China has around two million people policing public opinion online, according to a state media report that sheds light on the country's secretive internet surveillance operations.
Dubbed "public opinion analysts," they work for the Chinese Communist Party's propaganda department, major Chinese news websites and commercial corporations, according to The Beijing News.
Using keyword searches, their job is to sift the millions of messages being posted on popular social media and microblogging sites such as Sina Weibo, regarded as China's equivalent to Twitter. They then compile reports for decision makers, the report said.
The number of people monitoring internet activity to prevent criticism of the government and social unrest has been a subject of discussion for years, said David Bandurski, editor of the University of Hong Kong's China Media Project.
"Two million sounds like a big number," he said. "But I think it's clear that the government will do what it takes to monitor any potential collective action on social media."
The ranks of online censors outnumber China's active armed forces, which total 1.5 million, according to the Ministry of National Defense.
Bandurski said that the resources China has invested in internet surveillance have increased rapidly since Sina Weibo's emergence in 2010.
It now has 500 million account holders although a recent crackdown on internet rumors has deterred some users.
Posts run a range of topics from celebrity gossip to politically sensitive issues like official corruption.
"China's biggest engineering project is not the Three Gorges dam but public opinion and Weibo has completely changed the game," Bandurski said.
The Beijing News described the work of Tang Xiaotao, who has been employed as a monitor for less than six months by a company that works on government projects.
Using a software application that cost $3 million yuan ($490,000), Tang searches for key words specified by his company's clients, monitors negative opinions and then compiles a report.

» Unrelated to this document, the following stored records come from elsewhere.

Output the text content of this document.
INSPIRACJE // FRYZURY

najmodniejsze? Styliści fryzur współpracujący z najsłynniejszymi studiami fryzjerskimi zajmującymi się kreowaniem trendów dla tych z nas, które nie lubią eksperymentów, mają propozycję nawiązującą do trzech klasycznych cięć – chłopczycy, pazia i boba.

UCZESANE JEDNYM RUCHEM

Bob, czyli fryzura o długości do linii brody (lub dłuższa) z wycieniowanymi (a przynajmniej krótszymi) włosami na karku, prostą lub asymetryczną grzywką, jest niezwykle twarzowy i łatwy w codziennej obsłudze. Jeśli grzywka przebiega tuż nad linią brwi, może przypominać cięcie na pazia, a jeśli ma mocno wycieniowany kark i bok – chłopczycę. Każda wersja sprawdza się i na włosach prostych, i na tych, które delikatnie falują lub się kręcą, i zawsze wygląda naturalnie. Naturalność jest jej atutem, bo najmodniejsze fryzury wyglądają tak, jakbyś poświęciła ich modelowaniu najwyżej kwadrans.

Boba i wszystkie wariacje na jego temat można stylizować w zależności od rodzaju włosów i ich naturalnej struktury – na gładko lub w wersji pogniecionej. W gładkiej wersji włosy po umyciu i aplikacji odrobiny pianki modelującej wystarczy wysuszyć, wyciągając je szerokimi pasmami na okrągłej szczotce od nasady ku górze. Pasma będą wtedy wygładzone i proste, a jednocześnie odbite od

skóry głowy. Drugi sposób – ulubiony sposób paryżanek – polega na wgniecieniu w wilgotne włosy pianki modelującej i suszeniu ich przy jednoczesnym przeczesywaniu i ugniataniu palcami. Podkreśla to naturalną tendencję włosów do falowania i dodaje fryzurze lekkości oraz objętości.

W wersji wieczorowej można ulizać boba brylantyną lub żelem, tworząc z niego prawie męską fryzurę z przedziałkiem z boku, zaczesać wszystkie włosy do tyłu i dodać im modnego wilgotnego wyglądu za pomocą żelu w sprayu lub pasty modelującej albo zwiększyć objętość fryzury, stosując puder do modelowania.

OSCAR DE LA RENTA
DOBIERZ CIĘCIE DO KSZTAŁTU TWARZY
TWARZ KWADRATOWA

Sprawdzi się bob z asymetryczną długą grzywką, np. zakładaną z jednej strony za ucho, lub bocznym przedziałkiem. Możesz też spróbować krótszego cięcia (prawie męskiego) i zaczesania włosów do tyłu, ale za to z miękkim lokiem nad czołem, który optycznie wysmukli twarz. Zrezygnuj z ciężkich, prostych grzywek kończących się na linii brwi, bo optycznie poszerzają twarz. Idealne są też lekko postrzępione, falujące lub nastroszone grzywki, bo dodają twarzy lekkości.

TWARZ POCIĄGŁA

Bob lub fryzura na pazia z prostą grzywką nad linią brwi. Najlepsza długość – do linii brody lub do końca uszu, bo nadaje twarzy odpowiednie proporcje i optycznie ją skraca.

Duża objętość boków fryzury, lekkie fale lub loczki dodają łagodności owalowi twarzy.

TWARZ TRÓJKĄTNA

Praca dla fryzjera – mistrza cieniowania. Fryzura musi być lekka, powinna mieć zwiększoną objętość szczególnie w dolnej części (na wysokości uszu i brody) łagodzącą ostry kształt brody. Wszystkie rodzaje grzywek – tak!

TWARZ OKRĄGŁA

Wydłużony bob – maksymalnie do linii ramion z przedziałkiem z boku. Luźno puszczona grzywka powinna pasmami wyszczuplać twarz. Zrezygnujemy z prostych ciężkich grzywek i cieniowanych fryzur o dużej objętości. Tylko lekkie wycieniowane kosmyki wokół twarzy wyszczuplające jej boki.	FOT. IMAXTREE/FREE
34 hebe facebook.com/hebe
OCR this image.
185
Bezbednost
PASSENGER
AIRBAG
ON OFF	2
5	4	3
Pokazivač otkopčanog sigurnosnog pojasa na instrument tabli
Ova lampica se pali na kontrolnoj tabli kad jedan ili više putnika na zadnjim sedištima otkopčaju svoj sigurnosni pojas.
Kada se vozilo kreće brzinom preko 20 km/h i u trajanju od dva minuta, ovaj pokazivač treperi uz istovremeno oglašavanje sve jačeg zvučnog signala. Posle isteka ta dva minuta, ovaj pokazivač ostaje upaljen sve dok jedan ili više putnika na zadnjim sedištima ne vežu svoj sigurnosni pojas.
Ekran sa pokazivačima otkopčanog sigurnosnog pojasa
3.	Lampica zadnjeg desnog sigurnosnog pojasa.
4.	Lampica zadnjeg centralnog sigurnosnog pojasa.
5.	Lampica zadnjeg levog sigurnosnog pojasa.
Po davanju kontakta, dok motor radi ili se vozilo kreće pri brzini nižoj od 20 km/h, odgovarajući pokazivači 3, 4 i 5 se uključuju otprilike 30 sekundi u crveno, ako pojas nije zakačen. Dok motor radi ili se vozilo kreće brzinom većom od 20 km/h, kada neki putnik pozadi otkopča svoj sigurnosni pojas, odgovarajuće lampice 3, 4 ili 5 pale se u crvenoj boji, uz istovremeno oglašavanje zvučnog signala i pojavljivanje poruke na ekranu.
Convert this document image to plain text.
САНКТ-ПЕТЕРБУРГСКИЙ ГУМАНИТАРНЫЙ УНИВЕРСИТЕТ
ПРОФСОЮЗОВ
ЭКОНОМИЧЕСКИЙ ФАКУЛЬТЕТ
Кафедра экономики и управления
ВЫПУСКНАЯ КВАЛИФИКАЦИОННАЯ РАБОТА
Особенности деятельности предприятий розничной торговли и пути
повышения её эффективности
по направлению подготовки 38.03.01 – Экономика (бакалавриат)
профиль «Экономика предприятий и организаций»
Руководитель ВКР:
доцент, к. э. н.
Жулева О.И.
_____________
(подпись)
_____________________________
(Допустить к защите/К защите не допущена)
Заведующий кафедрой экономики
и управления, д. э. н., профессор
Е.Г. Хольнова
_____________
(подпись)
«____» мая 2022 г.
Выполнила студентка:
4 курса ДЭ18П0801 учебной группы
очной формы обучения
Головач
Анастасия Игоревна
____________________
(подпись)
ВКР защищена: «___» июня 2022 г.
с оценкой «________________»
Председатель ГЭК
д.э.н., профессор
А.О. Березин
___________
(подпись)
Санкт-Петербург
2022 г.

The software also tracks how widely a topic is being discussed by counting the number of comments and shares. When the score reaches 40 out of 100, the system will send an alert.
A final decision on what action to take is decided by the clients, which include government officials, Tang told the newspaper.
Online analysts like Tang will be offered specialist training later this month, the newspaper said. The course, run by the People's Daily online operations, covers judging and analyzing online posts and dealing with crisis situations.
Those who pass will get a certificate, formally recognizing them as "public opinion analysts."